Disclosures: The authors report no relevant financial disclosures.

    Perspective
    Anthony S. Fauci

    Anthony S. Fauci

    Enteroviruses have been strongly implicated as a causative agent of AFM. However, their genetic material has rarely been recovered in CSF specimens from patients with AFM and causation has not been established.

    Lipkin and colleagues analyzed CSF and serum samples from 14 patients with AFM collected in 2018, as well as from control patients with non-AFM central nervous system diseases and Kawasaki disease. Using a novel peptide microarray platform, they found antibodies against enterovirus peptides in the CSF of AFM cases at a higher rate than in controls. When they looked for antibodies against a peptide specific to EV-D68, it was found in 43% of CSF and 73% of serum from AFM cases and not in the CSF or serum of the controls.

    Identifying the cause of AFM is critical to develop the most effective treatments, vaccines and diagnostic assays. This work is an important step in that direction. These important findings warrant further investigation regarding the association between EV-D68 and other enteroviruses with AFM. 

    • Anthony S. Fauci, MD
    • Director
      National Institute of Allergy and Infectious Diseases

    Disclosures: Fauci reports no relevant financial disclosures.

    Perspective
    Amesh A. Adalja

    Amesh A. Adalja

    As the mysteries of AFM are unraveled, there is a growing amount of converging evidence that points to an enteroviral infection as being the trigger for this syndrome. That antibodies were found to enterovirus peptides in the CSF of patients with AFM is another piece of a puzzle.
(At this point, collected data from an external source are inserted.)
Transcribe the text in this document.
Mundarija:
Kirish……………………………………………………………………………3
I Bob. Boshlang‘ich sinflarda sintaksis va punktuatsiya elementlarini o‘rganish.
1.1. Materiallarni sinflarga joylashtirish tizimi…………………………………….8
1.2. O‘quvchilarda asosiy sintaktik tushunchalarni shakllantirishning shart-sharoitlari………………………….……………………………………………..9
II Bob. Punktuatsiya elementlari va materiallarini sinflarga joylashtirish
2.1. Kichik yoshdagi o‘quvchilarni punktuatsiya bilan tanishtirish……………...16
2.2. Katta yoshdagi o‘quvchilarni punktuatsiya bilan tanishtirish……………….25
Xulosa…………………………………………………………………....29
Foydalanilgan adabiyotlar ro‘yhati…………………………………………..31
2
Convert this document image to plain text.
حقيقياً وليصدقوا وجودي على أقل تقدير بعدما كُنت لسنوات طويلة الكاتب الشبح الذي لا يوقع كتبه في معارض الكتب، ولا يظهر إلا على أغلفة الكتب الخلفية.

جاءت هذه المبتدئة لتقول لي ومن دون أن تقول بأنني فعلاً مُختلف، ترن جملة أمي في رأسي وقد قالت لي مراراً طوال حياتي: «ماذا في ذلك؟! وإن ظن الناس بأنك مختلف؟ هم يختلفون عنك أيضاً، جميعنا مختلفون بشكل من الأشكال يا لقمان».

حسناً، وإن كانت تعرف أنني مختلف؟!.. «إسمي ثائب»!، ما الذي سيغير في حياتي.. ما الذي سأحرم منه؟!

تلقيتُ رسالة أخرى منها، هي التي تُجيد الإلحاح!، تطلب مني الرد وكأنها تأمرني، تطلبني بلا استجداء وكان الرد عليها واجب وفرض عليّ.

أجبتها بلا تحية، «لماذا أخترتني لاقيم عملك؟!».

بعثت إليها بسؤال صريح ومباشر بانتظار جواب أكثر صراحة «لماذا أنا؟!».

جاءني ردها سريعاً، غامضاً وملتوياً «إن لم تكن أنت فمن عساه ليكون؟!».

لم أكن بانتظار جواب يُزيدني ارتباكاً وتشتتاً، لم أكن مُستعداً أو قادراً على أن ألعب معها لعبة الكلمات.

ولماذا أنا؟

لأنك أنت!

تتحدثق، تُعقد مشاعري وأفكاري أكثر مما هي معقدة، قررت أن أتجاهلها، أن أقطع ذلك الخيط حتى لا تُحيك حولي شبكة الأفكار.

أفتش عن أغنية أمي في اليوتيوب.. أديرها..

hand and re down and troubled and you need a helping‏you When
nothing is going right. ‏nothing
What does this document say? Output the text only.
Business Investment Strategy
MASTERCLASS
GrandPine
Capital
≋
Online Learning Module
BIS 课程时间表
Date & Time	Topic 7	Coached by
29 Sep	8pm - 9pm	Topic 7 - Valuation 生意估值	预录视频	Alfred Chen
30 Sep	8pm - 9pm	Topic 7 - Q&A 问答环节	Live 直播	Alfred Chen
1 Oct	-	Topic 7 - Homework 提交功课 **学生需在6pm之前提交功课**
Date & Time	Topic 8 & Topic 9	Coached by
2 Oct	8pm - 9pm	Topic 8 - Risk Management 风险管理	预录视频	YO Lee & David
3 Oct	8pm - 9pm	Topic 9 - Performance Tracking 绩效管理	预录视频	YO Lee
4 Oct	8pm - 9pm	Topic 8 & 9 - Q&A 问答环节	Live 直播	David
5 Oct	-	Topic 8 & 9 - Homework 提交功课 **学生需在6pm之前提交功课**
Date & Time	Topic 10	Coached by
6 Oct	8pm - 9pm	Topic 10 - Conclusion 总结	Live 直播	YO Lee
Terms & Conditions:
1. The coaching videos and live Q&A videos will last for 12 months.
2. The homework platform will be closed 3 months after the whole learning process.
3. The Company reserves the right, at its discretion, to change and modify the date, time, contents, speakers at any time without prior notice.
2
    As a consensus emerges around enterovirus infections as the etiologic agent, it is hoped that it will spur research efforts to understand the risk factors and the pathophysiology for this complication as well as efforts to further develop enterovirus vaccines.

    • Amesh A. Adalja, MD
    • Senior scholar
      Johns Hopkins Center for Health Security

    Disclosures: Adalja reports no relevant financial disclosures.